Friday, May 22, 2009

Live status display for Factor's build farm, and other improvements

Lately I've made a few additional improvements to the build infrastructure. First, build reports sent to the Factor-builds mailing list are now formatted as HTML, which makes them a bit more readable. Second, there is a Twitter feed of binary uploads: @FactorBuilds. Finally, we now have a live status display for build machines. Previously if I wanted to know what a build machine was doing, I'd have to log in with ssh and poke around -- total waste of time. Now, just clicking on the OS/CPU combination on takes you to a status page. For example, here is the status page for Mac OS X/x86. At the time of this blog post, I see that this machine is running tests for a certain GIT revision. Each GIT revision is a link to the GitHub mirror of the Factor repository so you can see exactly what's going on. Finally, the latest build report can be viewed too; this has the build failures, if any, as well as benchmark timings.

Our continuous build system is called mason and adds up to a total of 1196 lines of code. Eduardo Cavazos wrote the first iteration, called builder. I forked it and added additional features.

It's been over a year since we started using continuous integration in the Factor project, and I can say its been an overwhelming success.

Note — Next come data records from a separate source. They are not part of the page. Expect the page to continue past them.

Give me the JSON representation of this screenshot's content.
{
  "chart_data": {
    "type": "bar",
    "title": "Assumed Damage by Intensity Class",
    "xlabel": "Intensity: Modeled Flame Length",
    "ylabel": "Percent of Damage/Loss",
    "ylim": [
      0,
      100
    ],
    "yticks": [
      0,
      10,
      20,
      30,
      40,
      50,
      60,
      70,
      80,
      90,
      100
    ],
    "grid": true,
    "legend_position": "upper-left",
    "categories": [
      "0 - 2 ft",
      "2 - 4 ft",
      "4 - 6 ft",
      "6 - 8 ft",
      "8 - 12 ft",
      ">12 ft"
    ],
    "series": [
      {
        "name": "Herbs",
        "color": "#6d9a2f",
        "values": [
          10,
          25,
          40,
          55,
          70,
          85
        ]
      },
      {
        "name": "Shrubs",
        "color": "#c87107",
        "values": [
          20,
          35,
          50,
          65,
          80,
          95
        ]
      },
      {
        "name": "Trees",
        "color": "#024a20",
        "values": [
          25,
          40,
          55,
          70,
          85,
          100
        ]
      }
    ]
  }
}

The first iteration of the build system would load all libraries and run all unit tests, and send an email with the results. If everything succeeded, it would upload a binary package. Over the last year, more than 5000 binary packages were uploaded. Over time, we added more checks to the build farm. It now runs help lint checks which ensure that examples in documentation work and that there are no broken links, and checks for compiler errors.

I think the code quality has definitely gone up over the last year; having a dozen machines running tests all the time does a good job of triggering obscure bugs, and the automatic upload of binaries when tests pass saves us from the hassle of making manual releases.

I think pretty soon, we're going to start having releases again, in addition to continuous builds. I intend on making the release process semi-automatic; when I decide to do a release, I want to send some type of command to all the build machines to have them build a given GIT ID and upload the binaries to a special directory. The goal is to have regular releases until 1.0, starting from a few weeks from now. I'm not going to commit to a schedule for 1.0 yet, but having regular releases and published change logs is the first step of the process.